I was standing outside the workhouse this morning, drinking a cup of soft and hot white pine tea and listening to the birds (especially the blue jays screech) when I had a thought, which - for some unknown reason - brought me a feeling of comfort. I thought: perhaps God does intervine in the affairs of this world, working his miracles, an apple tree for instance. Perhaps he intervines only rarely so that most of the time the world proceeds under the governance of its own free will. Perhaps the world is happy just to exist and the miracles only remind it of its happiness when it might lose sight of it.

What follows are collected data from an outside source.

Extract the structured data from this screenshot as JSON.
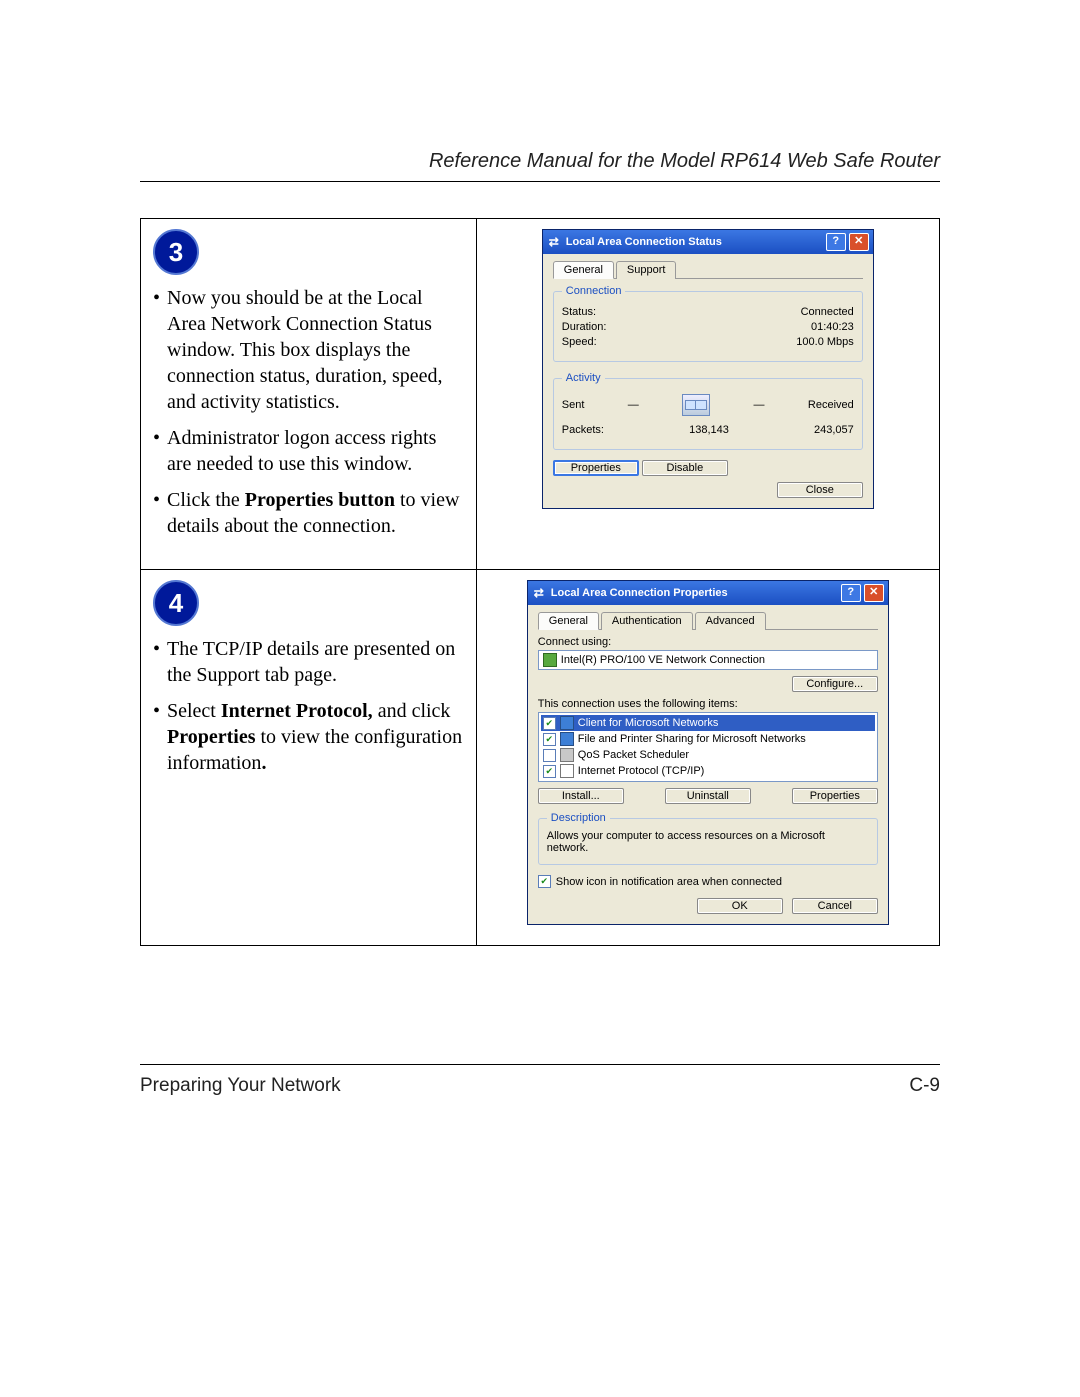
{
  "header": "Reference Manual for the Model RP614 Web Safe Router",
  "footer_left": "Preparing Your Network",
  "footer_right": "C-9",
  "step3": {
    "num": "3",
    "b1": "Now you should be at the Local Area Network Connection Status window. This box displays the connection status, duration, speed, and activity statistics.",
    "b2": "Administrator logon access rights are needed to use this window.",
    "b3a": "Click the ",
    "b3b": "Properties button",
    "b3c": " to view details about the connection."
  },
  "step4": {
    "num": "4",
    "b1": "The TCP/IP details are presented on the Support tab page.",
    "b2a": "Select ",
    "b2b": "Internet Protocol,",
    "b2c": " and click ",
    "b2d": "Properties",
    "b2e": " to view the configuration information",
    "b2f": "."
  },
  "dlg_status": {
    "title": "Local Area Connection Status",
    "tab_general": "General",
    "tab_support": "Support",
    "grp_conn": "Connection",
    "lbl_status": "Status:",
    "val_status": "Connected",
    "lbl_duration": "Duration:",
    "val_duration": "01:40:23",
    "lbl_speed": "Speed:",
    "val_speed": "100.0 Mbps",
    "grp_act": "Activity",
    "lbl_sent": "Sent",
    "lbl_recv": "Received",
    "lbl_packets": "Packets:",
    "val_sent": "138,143",
    "val_recv": "243,057",
    "btn_props": "Properties",
    "btn_disable": "Disable",
    "btn_close": "Close"
  },
  "dlg_props": {
    "title": "Local Area Connection Properties",
    "tab_general": "General",
    "tab_auth": "Authentication",
    "tab_adv": "Advanced",
    "lbl_connect_using": "Connect using:",
    "adapter": "Intel(R) PRO/100 VE Network Connection",
    "btn_configure": "Configure...",
    "lbl_items": "This connection uses the following items:",
    "item1": "Client for Microsoft Networks",
    "item2": "File and Printer Sharing for Microsoft Networks",
    "item3": "QoS Packet Scheduler",
    "item4": "Internet Protocol (TCP/IP)",
    "btn_install": "Install...",
    "btn_uninstall": "Uninstall",
    "btn_props": "Properties",
    "grp_desc": "Description",
    "desc_text": "Allows your computer to access resources on a Microsoft network.",
    "chk_notify": "Show icon in notification area when connected",
    "btn_ok": "OK",
    "btn_cancel": "Cancel"
  }
}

Perhaps a sunny day at the very beginings of spring is a miracle.

I chewed on a sapling pine today because a friend told me it would taste good. It's like that time in preschool. I was out in the front yard of the massive sandstone church where I spent my days away from my parents (but with my sister) negotiating a deal that would admit me into a elite social group of youngsters, a club of sorts. "If you eat this piece of grass, you're in." "Okay." Chew, chew, chew; swallow. It surprised me how little happened. The grass tasted bland. I was not poisoned. Everything was normal.

And, even earlier at the preschool across the river, in a little building with the fenced, pavement play yard: a little boy was eating ants. I told on him.

I left work early on Monday because of a lingering sickness. I went to the Ridges to a hut I built over the weekend. I lay down in it, smelt it, felt the wet leaves. The rain had soaked right through the roof into the bed of pine boughs and forest floor debris. Still, it was warm and comfortable.

The shelter must come down. It is not good enough. The process was full of learning: clear a circle, raise the bed, clear a larger circle, walls and roof, clear a very large circle, pile on leaves. The door faces west. The entrance is awkward. I'll take it down later.

I stepped over a rusty old fence, beat down close to the ground perhaps by human or animal traffic. Out of the woods into a field full of the memories of dogbane: the dead, woody remnants of last year's growth. That field would make a nice bit of coradage.

If I walk into the Wayne National Forest come September, I could stay there for forty days.